Originally posted by Peter Vennel:
Is there a way to warn the client, if the record in the table has changed between the initial extract and update. I was under the impression that EJBs were handling this.
Originally posted by Peter Vennel:
But the only problem is that I will need to add that extra column in every table. Not sure how enthusiastic the DBA's will be to do this.
Originally posted by Peter Vennel:
But the situation for me here is that, I am migrating .net apps to J2EE. So the Database Schema is already in place. Adding extra column to all the tables will have repurcussion to all other systems touching it.
Check Data for Validity with Optimistic Concurrency
You can configure the EJB container to validate an Optimistic bean's transaction data before committing the transaction, to verify that no data read or updated by the transaction has bean changed by another transaction. If it detects changed data, the EJB container rolls back the transaction.
Note: The EJB container does not validate Blob or Clob fields in a bean with Optimistic concurrency.
Kyle Brown, Author of Persistence in the Enterprise and Enterprise Java Programming with IBM Websphere, 2nd Edition
See my homepage at http://www.kyle-brown.com/ for other WebSphere information.
Originally posted by Kyle Brown:
"When (for instance) you set up WebSphere to do that, it automatically does a very specific WHERE clause as part of its update where it compares every part of the EJB as it was originally read against the columns as they exist in the database."

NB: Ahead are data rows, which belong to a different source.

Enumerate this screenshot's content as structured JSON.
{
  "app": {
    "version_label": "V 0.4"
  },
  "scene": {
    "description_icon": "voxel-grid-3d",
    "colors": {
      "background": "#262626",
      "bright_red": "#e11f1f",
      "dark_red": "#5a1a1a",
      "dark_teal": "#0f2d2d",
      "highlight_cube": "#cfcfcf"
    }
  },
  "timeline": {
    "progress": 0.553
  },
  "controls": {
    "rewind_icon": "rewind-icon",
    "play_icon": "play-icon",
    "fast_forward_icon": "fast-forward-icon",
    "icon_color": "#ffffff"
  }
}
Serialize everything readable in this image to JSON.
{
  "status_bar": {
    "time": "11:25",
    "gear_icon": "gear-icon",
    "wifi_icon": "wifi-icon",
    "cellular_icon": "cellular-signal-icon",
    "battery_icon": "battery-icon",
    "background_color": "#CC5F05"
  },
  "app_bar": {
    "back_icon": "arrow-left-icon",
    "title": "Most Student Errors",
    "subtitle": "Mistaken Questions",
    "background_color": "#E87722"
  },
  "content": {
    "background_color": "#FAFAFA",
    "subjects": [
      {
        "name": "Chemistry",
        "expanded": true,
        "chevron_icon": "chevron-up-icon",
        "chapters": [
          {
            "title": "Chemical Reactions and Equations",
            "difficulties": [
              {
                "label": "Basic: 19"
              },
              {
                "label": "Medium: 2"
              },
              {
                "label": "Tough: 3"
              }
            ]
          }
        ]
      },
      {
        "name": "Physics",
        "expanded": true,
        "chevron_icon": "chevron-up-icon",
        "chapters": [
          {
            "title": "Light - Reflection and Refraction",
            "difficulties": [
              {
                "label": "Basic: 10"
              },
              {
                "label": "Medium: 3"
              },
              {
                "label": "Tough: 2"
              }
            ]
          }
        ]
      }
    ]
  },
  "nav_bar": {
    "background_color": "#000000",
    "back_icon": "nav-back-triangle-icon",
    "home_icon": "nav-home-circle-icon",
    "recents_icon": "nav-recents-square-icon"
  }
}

Originally posted by David Harkness:
You can use optimistic concurrency without adding a column. Instead, all fields are compared against the row when the transaction is committed (probably by adding all the old values to the where clause).
Configure validity checking for a bean with Optimistic concurrency using the verify-columns and verify-rows elements in the table-name stanza for the bean in weblogic-cmp-jar.xml file.
Specify the concurrency mechanism for a bean by setting the concurrency-strategy element in the entity-cache stanza in weblogic-ejb-jar.xml. Because concurrency-strategy is defined at the bean level, different beans in the same application can use different concurrency strategies, as appropriate.
Originally posted by Peter Vennel:
Found the problem.
<cache-between-transactions>true</cache-between-transactions>
Optimistic transactions read using a local transaction to avoid holding locks until the end of the transaction. However, optimistic transactions write using the current JTA transaction so that the updates can be rolled back, if necessary.
If this *is* what you're doing, I don't see how caching between transactions should make the difference since this is all happening inside a single transaction.
Are you instead starting the transaction right before you modify the bean, or as a consequence of modifying the bean (CMT)?
One suggestion though: XDoclet. Instead of deployment descriptors, this is how I make my beans use the various WebLogic features.